Le clou de la journée est le lancement de parachutistes qui descendent sur le Ponte di mezzo en portant, avec le drapeau de la Folgore (deux ailes blanches qui lancent un éclair jaune or) une autre portant l’inscription « Nicola ». Le nom du major Ciardelli –explique-t-on aux scolaires- tué alors que, en mission de paix en Irak, il aidait les enfants. Avec des techniques persuasives qui frisent le délit d’abus de faiblesse (circonvenzione di personne incapaci), on cherche de cette façon à modeler les esprits de milliers de mineurs, en leur instillant l’idée que les militaires italiens sont envoyés dans des terres lointaines non pas pour la guerre, mais pour la paix et la solidarité.

Ont participé à cette opération plus de 30 sociétés et associations, dont plusieurs de bénévolat, en grande partie inconscientes de l’objectif central de la « Journée de la solidarité ». Ce que l’actuel ministre des Affaires étrangères Federica Mogherini (Pd) expliquait ainsi à la Chambre il y a trois ans : « Combler une opposition apparente, grave et factice entre la culture de la défense et la culture de la paix et de la solidarité ».
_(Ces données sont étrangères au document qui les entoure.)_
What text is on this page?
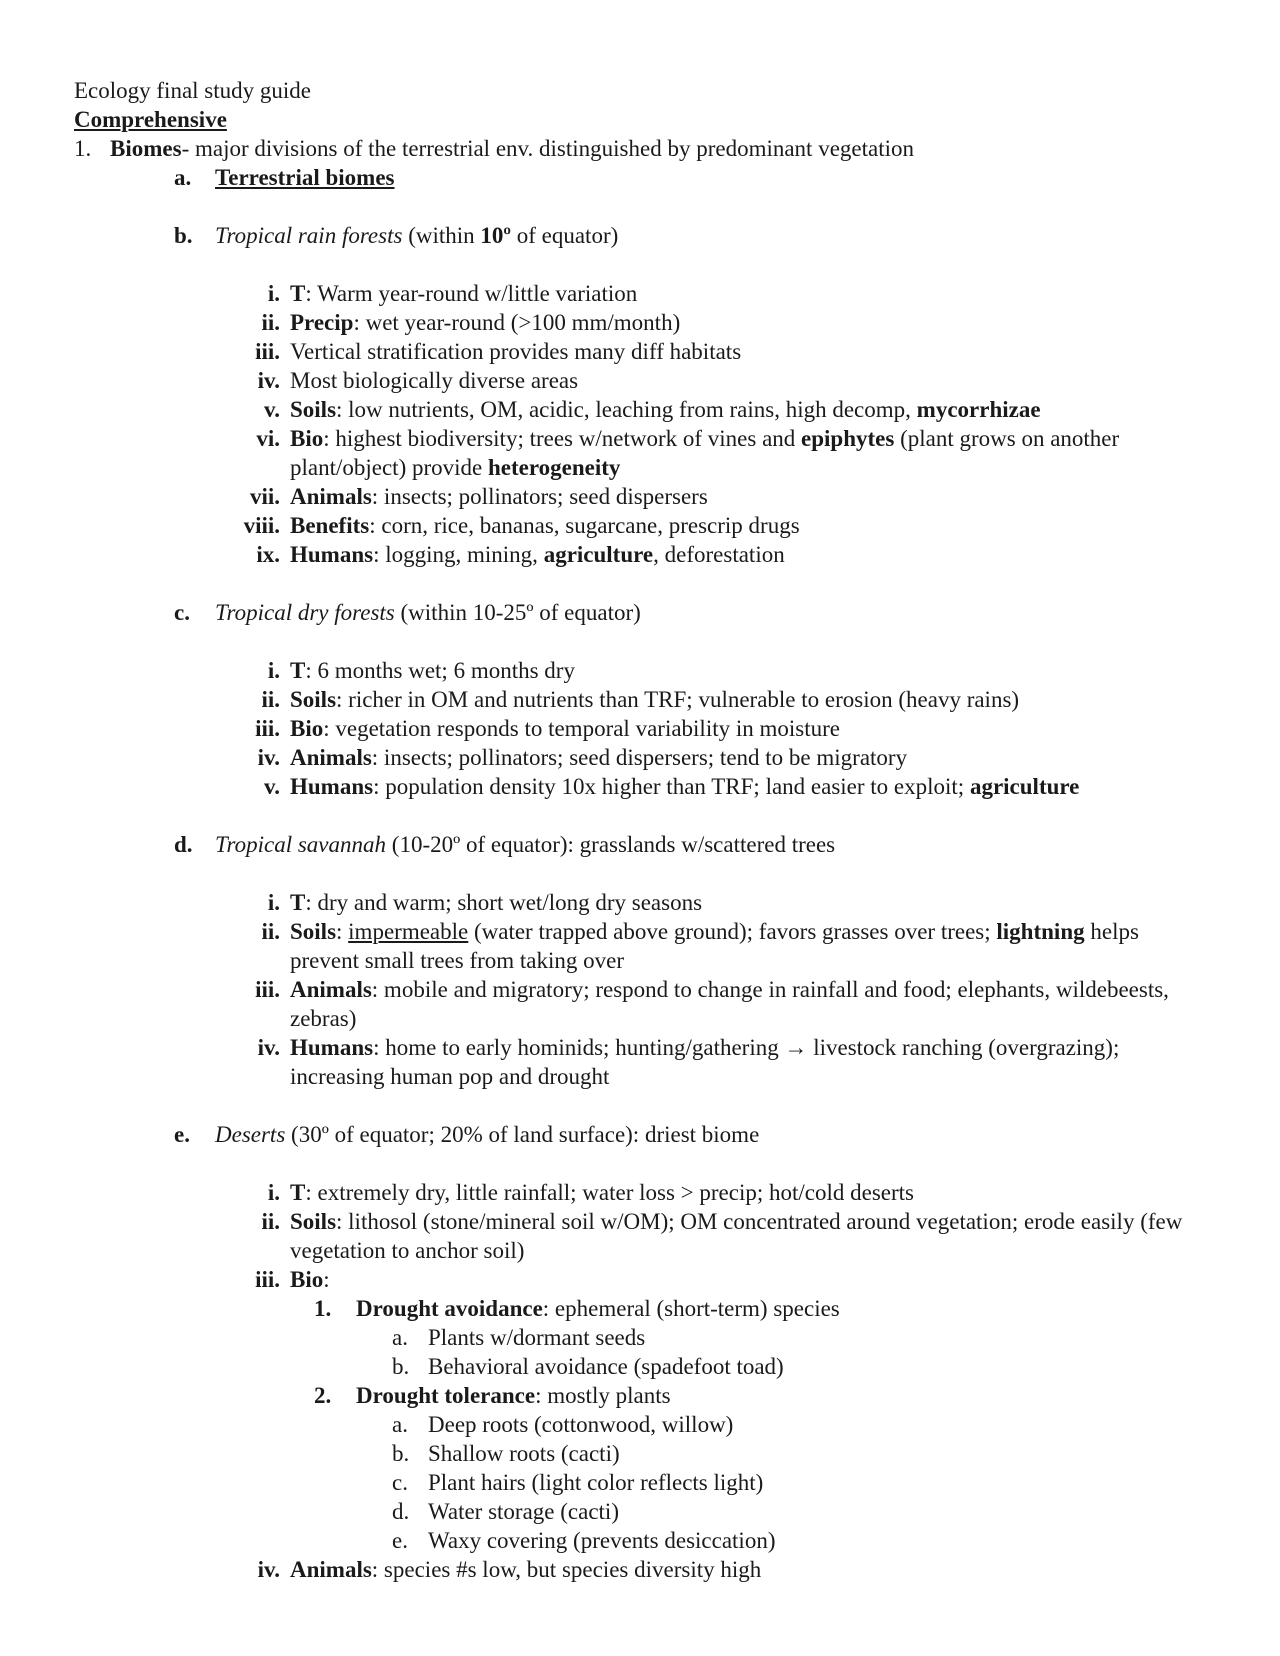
Ecology final study guide
Comprehensive
1. Biomes- major divisions of the terrestrial env. distinguished by predominant vegetation
a. Terrestrial biomes
b. Tropical rain forests (within 10º of equator)
i. T: Warm year-round w/little variation
ii. Precip: wet year-round (>100 mm/month)
iii. Vertical stratification provides many diff habitats
iv. Most biologically diverse areas
v. Soils: low nutrients, OM, acidic, leaching from rains, high decomp, mycorrhizae
vi. Bio: highest biodiversity; trees w/network of vines and epiphytes (plant grows on another plant/object) provide heterogeneity
vii. Animals: insects; pollinators; seed dispersers
viii. Benefits: corn, rice, bananas, sugarcane, prescrip drugs
ix. Humans: logging, mining, agriculture, deforestation
c. Tropical dry forests (within 10-25º of equator)
i. T: 6 months wet; 6 months dry
ii. Soils: richer in OM and nutrients than TRF; vulnerable to erosion (heavy rains)
iii. Bio: vegetation responds to temporal variability in moisture
iv. Animals: insects; pollinators; seed dispersers; tend to be migratory
v. Humans: population density 10x higher than TRF; land easier to exploit; agriculture
d. Tropical savannah (10-20º of equator): grasslands w/scattered trees
i. T: dry and warm; short wet/long dry seasons
ii. Soils: impermeable (water trapped above ground); favors grasses over trees; lightning helps prevent small trees from taking over
iii. Animals: mobile and migratory; respond to change in rainfall and food; elephants, wildebeests, zebras)
iv. Humans: home to early hominids; hunting/gathering → livestock ranching (overgrazing); increasing human pop and drought
e. Deserts (30º of equator; 20% of land surface): driest biome
i. T: extremely dry, little rainfall; water loss > precip; hot/cold deserts
ii. Soils: lithosol (stone/mineral soil w/OM); OM concentrated around vegetation; erode easily (few vegetation to anchor soil)
iii. Bio:
1.	Drought avoidance: ephemeral (short-term) species
a. Plants w/dormant seeds
b. Behavioral avoidance (spadefoot toad)
2.	Drought tolerance: mostly plants
a. Deep roots (cottonwood, willow)
b. Shallow roots (cacti)
c. Plant hairs (light color reflects light)
d. Water storage (cacti)
e. Waxy covering (prevents desiccation)
iv. Animals: species #s low, but species diversity high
Une opposition que nous maintenons fermement quand on vend la culture de la guerre comme « culture de la défense ».

 Manlio Dinucci

Edition de samedi 3 mai 2014 de il manifesto

http://ilmanifesto.it/pisa-la-guerra-diventa-solidarieta/

Traduit de l’italien par Marie-Ange Patrizio

 


[1] Article 11 L’Italie répudie la guerre en tant qu’instrument d’atteinte à la liberté des autres peuples et comme mode de solution des conflits internationaux ; elle consent, dans des conditions de réciprocité avec les autres États, aux limitations de souveraineté nécessaires à un ordre qui assure la paix et la justice entre les Nations ; elle suscite et favorise les organisations internationales poursuivant ce but.

Article 52

La défense de la patrie est un devoir sacré du citoyen. Le service militaire est obligatoire dans les limites et selon les modalités fixées par la loi. Son accomplissement ne porte atteinte ni à la situation de travail du citoyen, ni à l’exercice de ses droits politiques.
L’organisation des forces armées se conforme à l’esprit démocratique de la République.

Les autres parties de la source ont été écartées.